During her career, she started Guardian’s Choice Healthcare, a staffing agency that met the healthcare needs of disabled children in the Glendale Unified High School District, the Upward Foundation, MGA Pediatric Home health, and various healthcare facilities and schools within the state of Arizona.

Kathryn authored the state’s nursing policy and procedure manual for schools that service children with disabilities.

Kathryn also pioneered the medical food and supply exchange, which services the low-income disabled children in the metro Phoenix, and Glendale areas.

Kathryn has gone on to diversified her portfolio by establishing Kat and Dodie’s Catering, in which she was employed by General Electric, America’s Baseball Camps, and Bio Source of Arizona.

While she feeds people naturally, she also feeds people spiritually and has created an inspirational section titled, “The Faith Forum” in the Write Up, an urban newspaper circulated throughout Arizona and Las Vegas, Nevada.

Writing has proved to be a very effective method of ministry for Mrs. Kathryn S. McKinney, as it has enabled her to reach a diverse and national audience, through national magazines like the Black Atlas and her very own nationally acclaimed The International Black Women of Faith Association when she is the Founder / CEO.

Kathryn found a voice and a great joy in writing. She continues to inspire people on her internet blog at www.findyourpurposehere.com.

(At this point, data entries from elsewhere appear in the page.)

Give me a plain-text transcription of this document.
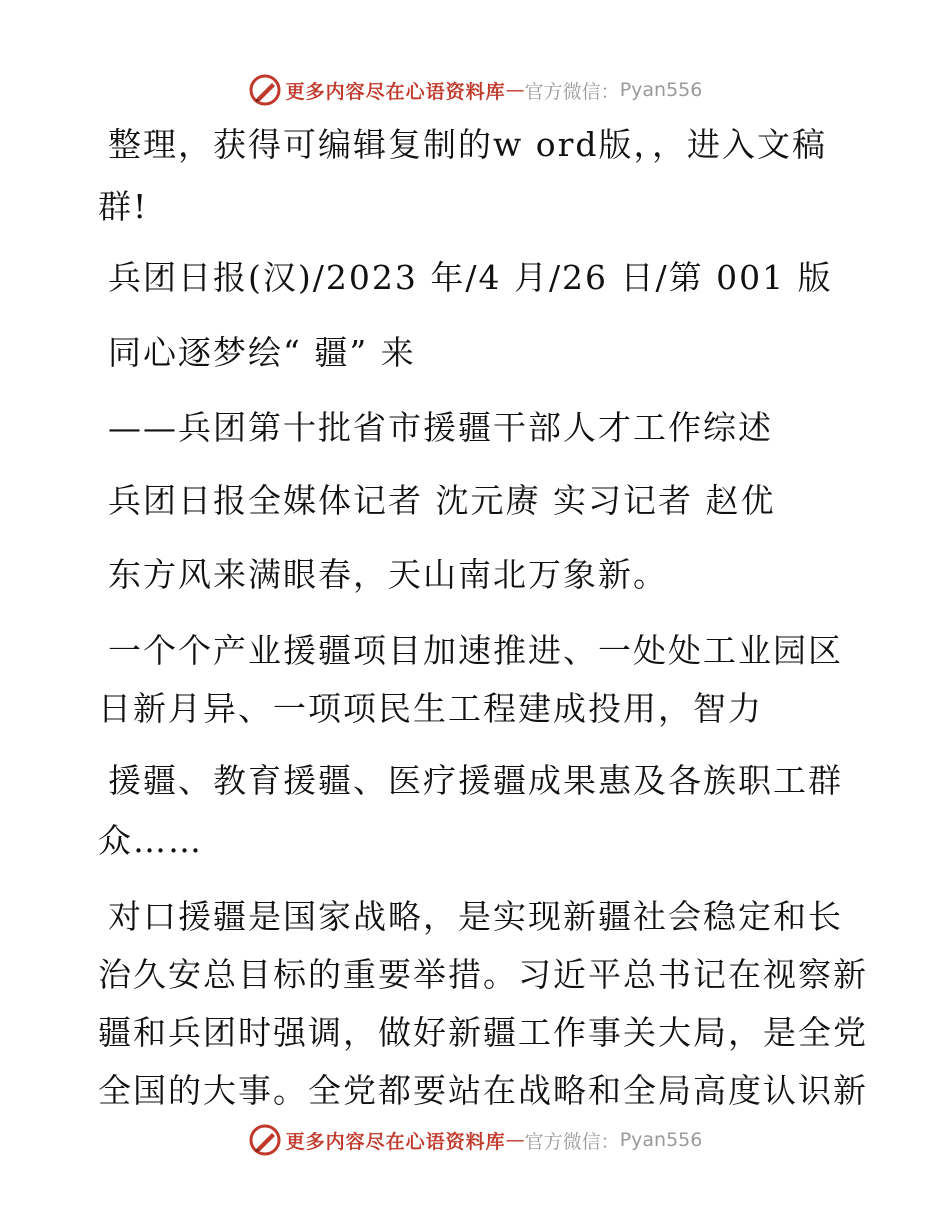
更多内容尽在心语资料库 — 官方微信： Pyan556
整理，获得可编辑复制的w ord版，，进入文稿
群!
兵团日报(汉)/2023 年/4 月/26 日/第 001 版
同心逐梦绘“ 疆” 来
——兵团第十批省市援疆干部人才工作综述
兵团日报全媒体记者 沈元赓 实习记者 赵优
东方风来满眼春，天山南北万象新。
一个个产业援疆项目加速推进、一处处工业园区
日新月异、一项项民生工程建成投用，智力
援疆、教育援疆、医疗援疆成果惠及各族职工群
众……
对口援疆是国家战略，是实现新疆社会稳定和长
治久安总目标的重要举措。习近平总书记在视察新
疆和兵团时强调，做好新疆工作事关大局，是全党
全国的大事。全党都要站在战略和全局高度认识新
更多内容尽在心语资料库 — 官方微信： Pyan556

Through personal experience, she knows walking in purpose creates manifold blessings, and she strives to help others find that place of peace and increase.

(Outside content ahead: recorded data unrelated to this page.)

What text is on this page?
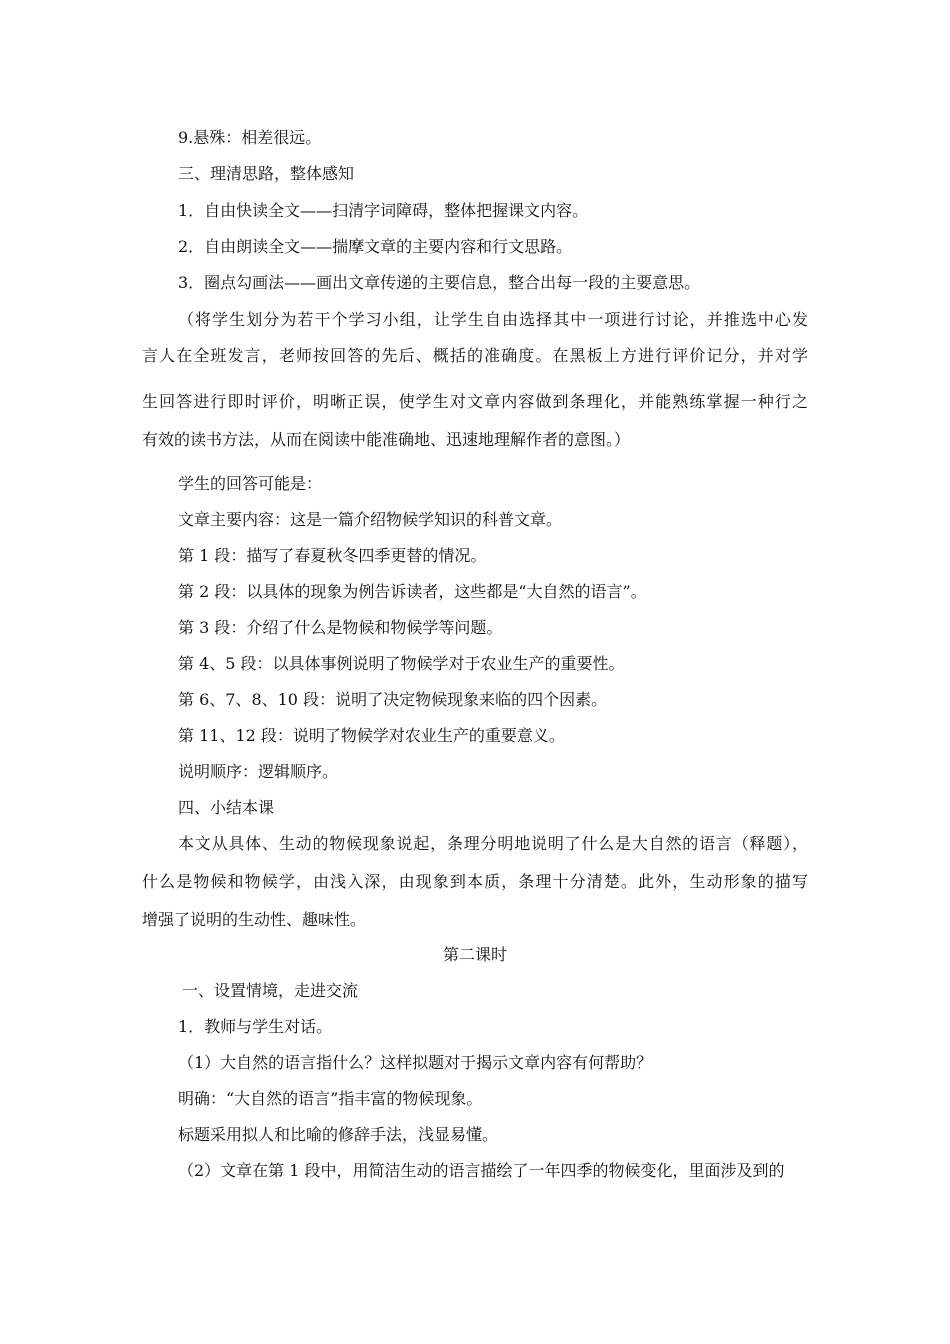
9.悬殊：相差很远。

三、理清思路，整体感知

1．自由快读全文——扫清字词障碍，整体把握课文内容。

2．自由朗读全文——揣摩文章的主要内容和行文思路。

3．圈点勾画法——画出文章传递的主要信息，整合出每一段的主要意思。

（将学生划分为若干个学习小组，让学生自由选择其中一项进行讨论，并推选中心发

言人在全班发言，老师按回答的先后、概括的准确度。在黑板上方进行评价记分，并对学

生回答进行即时评价，明晰正误，使学生对文章内容做到条理化，并能熟练掌握一种行之

有效的读书方法，从而在阅读中能准确地、迅速地理解作者的意图。）

学生的回答可能是：

文章主要内容：这是一篇介绍物候学知识的科普文章。

第 1 段：描写了春夏秋冬四季更替的情况。

第 2 段：以具体的现象为例告诉读者，这些都是“大自然的语言”。

第 3 段：介绍了什么是物候和物候学等问题。

第 4、5 段：以具体事例说明了物候学对于农业生产的重要性。

第 6、7、8、10 段：说明了决定物候现象来临的四个因素。

第 11、12 段：说明了物候学对农业生产的重要意义。

说明顺序：逻辑顺序。

四、小结本课

本文从具体、生动的物候现象说起，条理分明地说明了什么是大自然的语言（释题），

什么是物候和物候学，由浅入深，由现象到本质，条理十分清楚。此外，生动形象的描写

增强了说明的生动性、趣味性。

第二课时

一、设置情境，走进交流

1．教师与学生对话。

（1）大自然的语言指什么？这样拟题对于揭示文章内容有何帮助？

明确：“大自然的语言”指丰富的物候现象。

标题采用拟人和比喻的修辞手法，浅显易懂。

（2）文章在第 1 段中，用简洁生动的语言描绘了一年四季的物候变化，里面涉及到的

Her passion for purposeful living prompted the creation of the International Black Women of Faith Association (BWF), Arizona’s largest social network of Black women, in October 2010.

As Founder, President and CEO, Kathryn brings awareness to women, by encouraging them to unearth, unveil, and uncover their own personal purpose through the thoughtful expression and exploration of their gifts and talents.

Kathryn proposes to cultivate a mindset of moral and social responsibility towards GOD first, our families, communities, and world.

She has been charged by God to gather women together online and off to uplift, their spirits through the BWF website and Facebook group pages that serve as a place of encouragement, intercessory prayer, and as an advertising platform for professional black executives of God.

Kathryn S. McKinney is an anointed woman of GOD highly sought after for strategies in consulting, planning, promotions, and directing of various events.

Kathryn knows that praise, prayer, and the pursuit of purpose, is what it will take to release our communities, our States, Our Nation and our world from bondage!

Kathryn knows the most important thing in our lives today is the praise and the worship of THE GOD of no impossibilities!